Folks,
A while back I obtained a copy of the classic book Social Choice and Individual Values by Kenneth J. Arrow (Second Edition, Yale University Press, Cowles Foundation monograph 12, copyright 1951, 1963). Arrow won the Nobel Prize for this work. Here is what he writes about the Condorcet Criterion (bottom of page 94):
"As Granger and Black both observed, Condorcet has really two different approaches. In the one most in line with subsequent developments, as well as with Borda's work, the chief contribution has been what might be termed the Condorcet criterion, that a candidate who receives a majority as against each other candidate should be elected.
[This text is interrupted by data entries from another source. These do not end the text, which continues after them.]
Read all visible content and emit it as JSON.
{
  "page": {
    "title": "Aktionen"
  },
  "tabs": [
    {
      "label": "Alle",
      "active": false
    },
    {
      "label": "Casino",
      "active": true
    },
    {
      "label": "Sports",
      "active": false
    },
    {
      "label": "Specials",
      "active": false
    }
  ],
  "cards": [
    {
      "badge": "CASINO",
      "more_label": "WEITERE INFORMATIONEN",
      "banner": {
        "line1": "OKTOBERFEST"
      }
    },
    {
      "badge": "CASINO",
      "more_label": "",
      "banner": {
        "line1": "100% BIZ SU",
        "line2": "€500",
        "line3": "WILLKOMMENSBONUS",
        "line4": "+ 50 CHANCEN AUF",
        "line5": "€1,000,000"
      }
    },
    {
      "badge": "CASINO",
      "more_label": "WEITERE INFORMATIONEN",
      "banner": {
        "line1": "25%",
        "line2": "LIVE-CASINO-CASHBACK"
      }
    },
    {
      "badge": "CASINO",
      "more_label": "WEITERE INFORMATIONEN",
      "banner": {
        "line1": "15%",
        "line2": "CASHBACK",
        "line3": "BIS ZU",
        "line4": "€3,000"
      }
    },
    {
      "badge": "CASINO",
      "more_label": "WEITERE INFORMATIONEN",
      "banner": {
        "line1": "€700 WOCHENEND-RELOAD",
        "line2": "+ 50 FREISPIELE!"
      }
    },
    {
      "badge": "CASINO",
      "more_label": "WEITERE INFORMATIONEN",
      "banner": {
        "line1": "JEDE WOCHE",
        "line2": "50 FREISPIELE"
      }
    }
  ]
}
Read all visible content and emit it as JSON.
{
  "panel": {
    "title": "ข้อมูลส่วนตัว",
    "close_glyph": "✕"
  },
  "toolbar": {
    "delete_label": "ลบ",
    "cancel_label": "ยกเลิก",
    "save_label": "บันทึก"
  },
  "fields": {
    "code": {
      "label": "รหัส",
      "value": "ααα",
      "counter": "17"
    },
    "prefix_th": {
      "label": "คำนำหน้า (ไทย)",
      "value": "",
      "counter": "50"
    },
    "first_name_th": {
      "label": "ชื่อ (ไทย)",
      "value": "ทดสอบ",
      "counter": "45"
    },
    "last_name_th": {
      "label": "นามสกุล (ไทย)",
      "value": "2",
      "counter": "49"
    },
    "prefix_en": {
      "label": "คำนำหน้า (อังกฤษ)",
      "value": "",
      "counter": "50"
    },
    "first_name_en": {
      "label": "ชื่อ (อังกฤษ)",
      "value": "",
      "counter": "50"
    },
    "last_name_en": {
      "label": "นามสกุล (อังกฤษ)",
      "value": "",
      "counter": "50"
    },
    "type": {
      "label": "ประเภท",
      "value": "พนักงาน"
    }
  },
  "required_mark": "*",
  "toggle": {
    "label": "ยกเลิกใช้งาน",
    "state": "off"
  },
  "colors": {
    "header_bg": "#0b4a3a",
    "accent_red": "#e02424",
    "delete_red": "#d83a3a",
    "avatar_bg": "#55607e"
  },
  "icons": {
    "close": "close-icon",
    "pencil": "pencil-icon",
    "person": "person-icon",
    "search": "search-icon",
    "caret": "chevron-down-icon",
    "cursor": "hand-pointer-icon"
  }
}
This implicitly accepts the view of what I have termed the independence of irrelevant alternatives (see text, pp. 26-28). It was in this context that Condorcet discovered that pairwise majority comparisons might lead to intransitivity and hence to an indeterminacy in the social choice."
Based on this wording, it appears that Arrow himself may have been the first to actually coin the phrase "Condorcet criterion."
The book itself presents advanced formal mathematics, including theorems, lemmas, corollaries, consequences, and conditions. Yet Arrow's definition of the Condorcet criterion is very informal: "that a candidate who receives a majority as against each other candidate should be elected."
Did you get that, Mike? He *assumes* a ranked ballot, just as I suggested, and which you tried to ridicule me for. And where is the gobbldy-gook about sincere preferences, Mike? Or the notion that the CC should apply to all methods, ordinal or not?
I realize that you are a legend in your own mind, Mike, and you probably consider Kenneth Arrow a simpleton, but the difference between a renowned scholar and a rude, pedantic amateur should now be clear to everyone else at least.
I'm sick and tired of the garbage you obsessively fill my inbox with, and I'm willing to bet I'm not the only one. I wish you'd take your annoying capitalized name and "retire" for good, MIKE OSSIPOFF.